Iron Savior - The Landing
Germany's Iron Savior has a fairly long and extremely rich history, having been co-founded by one Kai Hansen, a man whom some consider to be the most prominent voice in the subgenre of power metal. And although he's been gone for 10+ years, the band continues to set a high mark for itself with each consecutive release. The Landing is their latest and the results are quite satisfying to be sure. The problem one may run into with a release of this particular sound is that it can be easily categorized as "cheesy", "corny" and "behind the times" in it's lyrical nature and songwriting angles. But if that doesn't bother you like it doesn't bother me, then you've got a heavy dose of the good old stuff right here.

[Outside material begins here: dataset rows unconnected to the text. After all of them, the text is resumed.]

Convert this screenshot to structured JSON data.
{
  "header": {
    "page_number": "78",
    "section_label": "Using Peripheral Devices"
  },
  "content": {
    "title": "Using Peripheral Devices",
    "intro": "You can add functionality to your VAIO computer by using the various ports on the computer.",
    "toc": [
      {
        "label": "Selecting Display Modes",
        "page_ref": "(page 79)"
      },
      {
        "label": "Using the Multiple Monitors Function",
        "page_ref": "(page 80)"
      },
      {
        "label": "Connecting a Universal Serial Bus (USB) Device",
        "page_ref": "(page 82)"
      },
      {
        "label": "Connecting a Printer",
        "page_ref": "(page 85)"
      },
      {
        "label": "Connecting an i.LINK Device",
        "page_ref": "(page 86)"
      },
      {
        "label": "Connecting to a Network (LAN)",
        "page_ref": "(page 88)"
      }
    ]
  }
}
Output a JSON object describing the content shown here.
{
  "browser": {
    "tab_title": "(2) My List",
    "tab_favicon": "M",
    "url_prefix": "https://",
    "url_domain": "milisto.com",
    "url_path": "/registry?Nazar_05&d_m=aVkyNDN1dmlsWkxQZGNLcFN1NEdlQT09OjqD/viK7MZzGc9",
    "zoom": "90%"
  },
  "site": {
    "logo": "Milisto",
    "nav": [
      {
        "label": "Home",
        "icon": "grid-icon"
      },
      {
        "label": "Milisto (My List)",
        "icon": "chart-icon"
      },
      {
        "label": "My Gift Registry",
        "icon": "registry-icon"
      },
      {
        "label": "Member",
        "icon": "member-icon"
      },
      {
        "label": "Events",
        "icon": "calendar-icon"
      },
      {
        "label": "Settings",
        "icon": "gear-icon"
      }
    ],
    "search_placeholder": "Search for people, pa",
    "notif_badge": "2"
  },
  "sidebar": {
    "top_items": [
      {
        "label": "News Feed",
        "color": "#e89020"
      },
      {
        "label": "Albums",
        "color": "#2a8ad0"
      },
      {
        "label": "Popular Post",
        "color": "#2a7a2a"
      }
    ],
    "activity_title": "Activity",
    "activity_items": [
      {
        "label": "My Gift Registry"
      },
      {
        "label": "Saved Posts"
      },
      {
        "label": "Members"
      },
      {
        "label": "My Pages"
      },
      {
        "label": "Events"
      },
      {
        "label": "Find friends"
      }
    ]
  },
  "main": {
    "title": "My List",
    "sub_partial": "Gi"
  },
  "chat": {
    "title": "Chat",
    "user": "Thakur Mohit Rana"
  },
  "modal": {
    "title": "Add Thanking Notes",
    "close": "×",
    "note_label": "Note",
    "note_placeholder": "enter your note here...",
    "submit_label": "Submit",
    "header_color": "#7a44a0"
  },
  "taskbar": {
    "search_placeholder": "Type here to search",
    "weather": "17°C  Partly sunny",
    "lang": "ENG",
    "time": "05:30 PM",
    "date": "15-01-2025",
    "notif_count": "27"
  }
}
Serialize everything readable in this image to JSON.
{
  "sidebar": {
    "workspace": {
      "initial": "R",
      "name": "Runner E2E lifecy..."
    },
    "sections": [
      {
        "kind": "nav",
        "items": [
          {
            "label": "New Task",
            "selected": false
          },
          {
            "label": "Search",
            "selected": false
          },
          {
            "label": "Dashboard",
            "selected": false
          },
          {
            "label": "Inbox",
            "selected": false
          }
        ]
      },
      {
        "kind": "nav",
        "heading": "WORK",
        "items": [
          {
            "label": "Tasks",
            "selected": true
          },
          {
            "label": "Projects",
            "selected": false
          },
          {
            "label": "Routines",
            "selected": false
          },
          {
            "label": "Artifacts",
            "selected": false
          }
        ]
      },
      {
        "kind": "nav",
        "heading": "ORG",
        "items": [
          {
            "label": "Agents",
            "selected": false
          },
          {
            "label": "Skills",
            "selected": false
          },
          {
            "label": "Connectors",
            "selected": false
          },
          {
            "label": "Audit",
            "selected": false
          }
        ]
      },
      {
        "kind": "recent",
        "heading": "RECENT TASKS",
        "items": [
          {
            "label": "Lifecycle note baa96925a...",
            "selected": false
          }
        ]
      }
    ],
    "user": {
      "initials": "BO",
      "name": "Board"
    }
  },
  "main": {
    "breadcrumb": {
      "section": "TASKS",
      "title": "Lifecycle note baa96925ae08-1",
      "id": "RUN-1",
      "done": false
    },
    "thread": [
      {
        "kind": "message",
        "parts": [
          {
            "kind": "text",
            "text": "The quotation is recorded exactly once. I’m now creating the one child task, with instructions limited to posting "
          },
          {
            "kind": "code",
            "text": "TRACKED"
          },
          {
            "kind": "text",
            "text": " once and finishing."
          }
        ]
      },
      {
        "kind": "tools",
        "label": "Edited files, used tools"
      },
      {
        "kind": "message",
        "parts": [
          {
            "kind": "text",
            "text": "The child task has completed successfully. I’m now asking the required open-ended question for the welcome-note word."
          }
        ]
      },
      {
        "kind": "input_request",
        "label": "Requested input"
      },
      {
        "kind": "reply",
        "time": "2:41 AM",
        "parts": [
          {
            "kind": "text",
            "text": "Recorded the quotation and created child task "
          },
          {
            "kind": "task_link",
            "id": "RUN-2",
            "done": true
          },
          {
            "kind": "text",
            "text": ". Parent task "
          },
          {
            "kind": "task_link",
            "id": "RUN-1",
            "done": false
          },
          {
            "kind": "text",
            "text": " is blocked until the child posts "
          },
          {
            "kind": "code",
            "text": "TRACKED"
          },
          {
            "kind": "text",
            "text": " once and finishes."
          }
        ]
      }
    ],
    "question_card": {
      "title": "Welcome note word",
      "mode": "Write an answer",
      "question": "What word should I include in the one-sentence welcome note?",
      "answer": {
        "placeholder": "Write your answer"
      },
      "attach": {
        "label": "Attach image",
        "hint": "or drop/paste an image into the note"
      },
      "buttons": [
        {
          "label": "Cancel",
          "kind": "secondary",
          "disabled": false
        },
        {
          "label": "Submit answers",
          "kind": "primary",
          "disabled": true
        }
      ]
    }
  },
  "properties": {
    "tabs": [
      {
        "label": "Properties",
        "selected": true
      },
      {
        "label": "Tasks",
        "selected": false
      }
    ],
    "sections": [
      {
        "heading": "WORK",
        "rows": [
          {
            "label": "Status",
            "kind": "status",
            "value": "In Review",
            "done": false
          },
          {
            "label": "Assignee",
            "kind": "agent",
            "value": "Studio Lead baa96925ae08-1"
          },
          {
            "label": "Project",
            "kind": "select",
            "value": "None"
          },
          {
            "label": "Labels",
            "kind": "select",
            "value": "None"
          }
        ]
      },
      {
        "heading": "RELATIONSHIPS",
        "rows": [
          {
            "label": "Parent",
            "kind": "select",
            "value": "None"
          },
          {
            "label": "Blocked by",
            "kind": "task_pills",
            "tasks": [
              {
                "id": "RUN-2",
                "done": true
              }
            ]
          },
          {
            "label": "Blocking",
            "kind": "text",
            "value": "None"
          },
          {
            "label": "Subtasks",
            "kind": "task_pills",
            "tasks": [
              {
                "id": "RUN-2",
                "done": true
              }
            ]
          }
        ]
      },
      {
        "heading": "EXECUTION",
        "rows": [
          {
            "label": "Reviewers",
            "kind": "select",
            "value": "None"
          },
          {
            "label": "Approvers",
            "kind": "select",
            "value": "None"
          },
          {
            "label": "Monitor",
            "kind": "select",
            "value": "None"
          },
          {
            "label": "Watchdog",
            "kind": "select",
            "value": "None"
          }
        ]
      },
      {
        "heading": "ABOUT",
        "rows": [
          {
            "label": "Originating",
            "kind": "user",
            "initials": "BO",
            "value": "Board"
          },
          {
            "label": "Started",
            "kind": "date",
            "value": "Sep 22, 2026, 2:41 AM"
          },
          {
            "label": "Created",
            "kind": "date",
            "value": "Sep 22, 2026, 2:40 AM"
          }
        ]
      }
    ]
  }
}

While intro "Descending" isn't really necessary, it is a foregone conclusion that most power metal albums have to have some sort of instrumental introduction. It's just one of those things you don't question. "The Savior" gets things going in fine fashion, with some excellently-done riffs, solid work from the rhyhtm section and competent and fitting vocals from frontman Piet Sielck. His voice is very much the spice that gives many of these songs life, able to make his voice soar in the mid-upper ranges without ever getting too operatic, overblown or reaching for lengths it cannot attain. The band seems to revel in the higher-tempo, speed-metal zone on tracks like "Starlight", "March of Doom" and "Moment In Time", all of which are early highlights. When the band slows things down and gets into ballad territory, the results are mixed but honestly done and commendable to an extent. This is truly where the "cheese" factor comes into play. A sample of lyrics from one such song, "Heavy Metal Never Dies":
"Raise your head up to the sky
and let the music take you high.
May your inner warrior
ride again in pride."
Yeah, I'm aware. But it somehow works, if only for the track history of the band and the experienced wisdom and cliched "warriors of metal" approach they've always taken up. Besides, if you're asking me, metal will always have room for those who take up the banner of it's causes, however obscure and undefinable those causes may infact be.
The Landing delivers on all counts, only slightly dogging itself down with a little bit of an overdose of the cheese. For those who can't get enough of that nostalgic history lesson of metal should already be aware of Iron Savior's ability to bring it in buckets. Otherwise, those wondering where to find their next fix should look no further.